Blessed are the Geeks, for they shall internet the earth

The Pointy Haired Boss does Exist
by Graham Parks


I was reading an article and was struck by this sentence.

“Lots of companies are good at knowing what it is that they need to do, but typically companies are less successful in doing it the right way”.

This reminded me of an incident that happened to me some years ago which ranks as one of the most absurd happenings I have ever witnessed in my working life.

I was working for a company that sold a product that required a degree of skill and knowledge to use it properly. The company did not sell this product to the public, only direct to businesses with the required skills. To help with any problems the company provided a telephone helpline. They also sold a computerized solution. This consisted of a PC running DOS with a custom database application written in Clipper which had been written by an outside software house. Everything worked well and customers were happy.

Then someone decided to take things one-step further by selling the computerized solution on CD-ROM. Not a bad idea, but what followed could have been lifted straight out of Dilbert.

This project to get this CD onto the market had been underway for quite a while before me and the rest of the in-house I.T. department got involved. By then an order had already been placed with a CD manufacturer for 1000 CDs.

The moment I heard about it my heart sank. I knew trouble lay ahead. I already held the opinion that the senior managers were an inept bunch that never thought anything through.

“Who is going to be doing the technical support?” I asked.

“No need” I was told, “Customers have been using the product for ages without any problems”

See the sort of mentality I’m up against.

“But that was on a hardware platform we provided” I pointed out “Has it been tested on any other hardware?”

That went down really badly and the response made it clear that raising sensible questions was not welcome.

No prizes for guessing what comes next. Yup, the in-house I.T. department gets landed with the job. Now the I.T. manager is wailing and holding head in hands. We have been royally screwed into supporting an application we have barely seen that has not been tested on anything other than a pure DOS machine that the company (or rather the outside software house) supplied. It is now going out into the big wide world where it will be running on top of windows.

So I asked to have a copy of the software. This is where the fun really started.

It would not load. I had a look at the CD contents and found that the installation program was nothing more than a DOS batch file. I discovered the problem in about five seconds. The program assumed your CD ROM drive was the D: drive. If it was anything else, as mine was, it failed. Remember, 1000 copies of the CD have already been made, so it is too late to correct the fault on the CD.

So I told the senior manger dealing with the project about this and also asked about the lack of license with the package.

“License?” he said.

Oh dear, here we go again. I explained that software is licensed not bought and why this is done.
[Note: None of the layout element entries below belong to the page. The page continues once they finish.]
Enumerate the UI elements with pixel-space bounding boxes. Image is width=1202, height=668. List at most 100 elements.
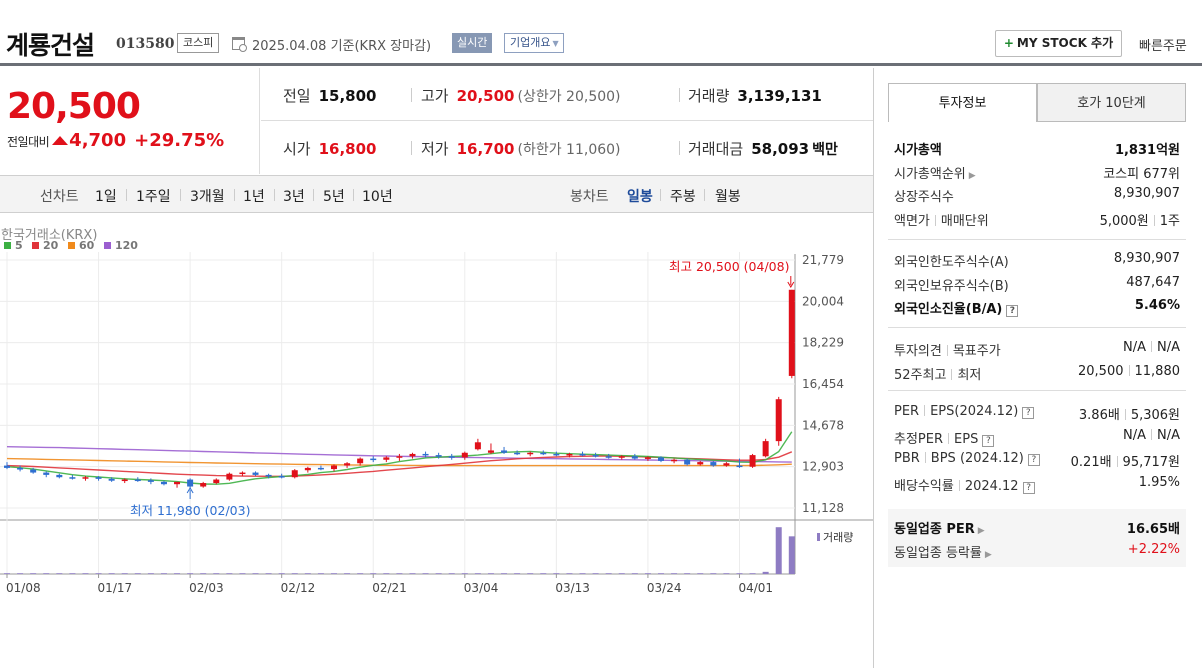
volume-bar bbox=[43, 573, 50, 574]
info-value: N/A N/A bbox=[1123, 340, 1180, 355]
info-row: 시가총액 1,831억원 bbox=[888, 135, 1186, 159]
period-3y[interactable]: 3년 bbox=[283, 189, 305, 205]
realtime-button[interactable]: 실시간 bbox=[452, 33, 493, 53]
info-value: 8,930,907 bbox=[1113, 251, 1180, 266]
open-price: 시가 16,800 bbox=[283, 138, 377, 159]
info-key-text: 시가총액순위 bbox=[894, 166, 966, 182]
candle bbox=[200, 483, 207, 487]
volume-bar bbox=[344, 573, 351, 574]
my-stock-add-button[interactable]: + MY STOCK 추가 bbox=[995, 30, 1122, 57]
info-key-text: 매매단위 bbox=[940, 213, 989, 229]
info-key-text: 52주최고 bbox=[894, 367, 947, 383]
candle bbox=[291, 470, 298, 478]
info-key: 배당수익률 2024.12? bbox=[894, 475, 1035, 494]
volume-bar bbox=[749, 573, 756, 574]
change-label: 전일대비 bbox=[7, 135, 50, 149]
period-1y[interactable]: 1년 bbox=[243, 189, 265, 205]
info-value: 5.46% bbox=[1134, 298, 1180, 313]
info-key: 시가총액 bbox=[894, 143, 942, 158]
upper-limit: (상한가 20,500) bbox=[517, 89, 621, 105]
period-5y[interactable]: 5년 bbox=[323, 189, 345, 205]
x-tick-label: 01/17 bbox=[98, 581, 133, 595]
info-row: PER EPS(2024.12)? 3.86배 5,306원 bbox=[888, 400, 1186, 424]
volume-bar bbox=[514, 573, 521, 574]
info-key-text: PER bbox=[894, 404, 920, 419]
quote-row: 시가 16,800 저가 16,700 (하한가 11,060) 거래대금 58,093… bbox=[261, 121, 873, 174]
caret-down-icon: ▼ bbox=[552, 39, 559, 48]
quick-order-link[interactable]: 빠른주문 bbox=[1139, 39, 1187, 54]
period-3m[interactable]: 3개월 bbox=[190, 189, 225, 205]
chevron-right-icon: ▶ bbox=[984, 549, 992, 560]
candle bbox=[265, 474, 272, 477]
info-value: 8,930,907 bbox=[1113, 186, 1180, 201]
info-row: 액면가 매매단위 5,000원 1주 bbox=[888, 206, 1186, 230]
tab-orderbook[interactable]: 호가 10단계 bbox=[1037, 83, 1186, 122]
info-key: 동일업종 PER ▶ bbox=[894, 518, 985, 537]
quote-label: 저가 bbox=[421, 140, 449, 158]
volume-bar bbox=[174, 573, 181, 574]
volume-bar bbox=[370, 573, 377, 574]
candle-daily[interactable]: 일봉 bbox=[627, 189, 653, 205]
volume-bar bbox=[579, 573, 586, 574]
info-value-text: 5,306원 bbox=[1130, 408, 1180, 423]
volume-bar bbox=[697, 573, 704, 574]
info-key: 시가총액순위 ▶ bbox=[894, 163, 976, 182]
info-key: 외국인보유주식수(B) bbox=[894, 278, 1009, 294]
price-chart[interactable]: 21,779 20,004 18,229 16,454 14,678 12,903 11,1… bbox=[0, 214, 873, 668]
volume-bar bbox=[108, 573, 115, 574]
volume-bar bbox=[527, 573, 534, 574]
help-icon[interactable]: ? bbox=[1027, 454, 1040, 466]
divider bbox=[934, 214, 936, 226]
volume-bar bbox=[736, 573, 743, 574]
info-row[interactable]: 동일업종 PER ▶ 16.65배 bbox=[888, 514, 1186, 538]
info-value-text: 1주 bbox=[1159, 213, 1180, 229]
info-row[interactable]: 시가총액순위 ▶ 코스피 677위 bbox=[888, 159, 1186, 183]
volume-bar bbox=[671, 573, 678, 574]
volume-bar bbox=[409, 573, 416, 574]
tab-invest-info[interactable]: 투자정보 bbox=[888, 83, 1037, 122]
volume-bar bbox=[684, 573, 691, 574]
candle bbox=[213, 479, 220, 484]
help-icon[interactable]: ? bbox=[982, 434, 995, 447]
help-icon[interactable]: ? bbox=[1022, 481, 1035, 494]
divider bbox=[234, 189, 235, 201]
quote-label: 전일 bbox=[283, 87, 311, 105]
candle-monthly[interactable]: 월봉 bbox=[715, 189, 741, 205]
up-arrow-icon bbox=[52, 136, 69, 145]
y-tick-label: 21,779 bbox=[802, 253, 844, 267]
info-key-text: 목표주가 bbox=[952, 344, 1001, 359]
volume-bar bbox=[265, 573, 272, 574]
candle-weekly[interactable]: 주봉 bbox=[670, 189, 696, 205]
help-icon[interactable]: ? bbox=[1022, 407, 1035, 419]
volume-bar bbox=[200, 573, 207, 574]
volume-bar bbox=[605, 573, 612, 574]
volume-bar bbox=[147, 573, 154, 574]
volume-bar bbox=[383, 573, 390, 574]
info-group-valuation: PER EPS(2024.12)? 3.86배 5,306원 추정PER EPS? N/A… bbox=[888, 400, 1186, 494]
info-row[interactable]: 동일업종 등락률 ▶ +2.22% bbox=[888, 538, 1186, 562]
prev-close: 전일 15,800 bbox=[283, 85, 377, 106]
info-key-text: 외국인소진율(B/A) bbox=[894, 302, 1003, 317]
volume-bar bbox=[788, 536, 795, 574]
volume-bar bbox=[134, 573, 141, 574]
lower-limit: (하한가 11,060) bbox=[517, 142, 621, 158]
info-key: 동일업종 등락률 ▶ bbox=[894, 542, 992, 561]
high-annotation: 최고 20,500 (04/08) bbox=[669, 259, 789, 274]
info-value: 487,647 bbox=[1126, 274, 1180, 290]
company-overview-dropdown[interactable]: 기업개요 ▼ bbox=[504, 33, 564, 53]
x-tick-label: 03/24 bbox=[647, 581, 682, 595]
period-1d[interactable]: 1일 bbox=[95, 189, 117, 205]
candle bbox=[278, 476, 285, 478]
candle bbox=[95, 477, 102, 479]
candle bbox=[644, 457, 651, 459]
candle bbox=[435, 455, 442, 457]
volume-bar bbox=[121, 573, 128, 574]
volume-bar bbox=[30, 573, 37, 574]
divider bbox=[888, 239, 1186, 240]
low-price: 저가 16,700 (하한가 11,060) bbox=[421, 138, 621, 159]
period-10y[interactable]: 10년 bbox=[362, 189, 393, 205]
period-1w[interactable]: 1주일 bbox=[136, 189, 171, 205]
info-group-foreign: 외국인한도주식수(A) 8,930,907 외국인보유주식수(B) 487,647 … bbox=[888, 247, 1186, 318]
candle bbox=[461, 452, 468, 458]
help-icon[interactable]: ? bbox=[1006, 305, 1019, 317]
“So what do we need to produce?” I was asked.

“I think you need to talk to a lawyer, not me” I replied.

“Yeah, but you deal with these things in I.T. all the time”

“I deal with technical matters, not legal ones”

Guess who got the job of sorting out the licensing issue? But not for long. I went to my manger and complained that things were getting completely out of hand and that to expect a network administrator to draw up legal documents was ludicrous. My manager agreed and shoved the whole issue back to the project manager. Trying to be helpful, we also sent a photocopy of a Microsoft EULA to show what sort of thing would need to accompany the CD-ROM.

Then someone comes to see me with a CD-ROM and associated floppy. Because of the problem I found with the installation program they have decided to issue a floppy disk with a revised version of the install. That should fill the customers with confidence in our software. Anyway, it works now and so an order for 1000 floppies to be produced is sent out.

A few days later I get sent a mock up of the new CD insert which includes a EULA. I am asked to check the EULA. Do these people not understand the difference between a technical computing professional and a lawyer!!! Once again I state that I cannot be expected to carry out such a task, but am told to get on with the job. So I start to read it and quickly collapse with laughter. They have just copied the Microsoft EULA word for word. And I mean word for word. Our new company EULA makes several references to Microsoft. According to the EULA our software is the property of Microsoft. Once we had all had a good laugh at these idiots we send it back, pointing out their obvious mistakes. We also question that they have not thought that an American company (Microsoft) and a UK company might have different legal requirements. This last point is ignored completely and the next day the revised EULA comes back. All they have done is remove the word Microsoft and replace it with the company name.

Nothing more is done and the product ships, CD + floppy with a EULA pinched from Microsoft.

I no longer work for this company.

Please note: This is not a work of fiction nor have I exaggerated any aspect of the story. Any person, living or dead, appearing in this story is a complete moron. This includes me. I should have made a wiser decision when being offered a job in this madhouse.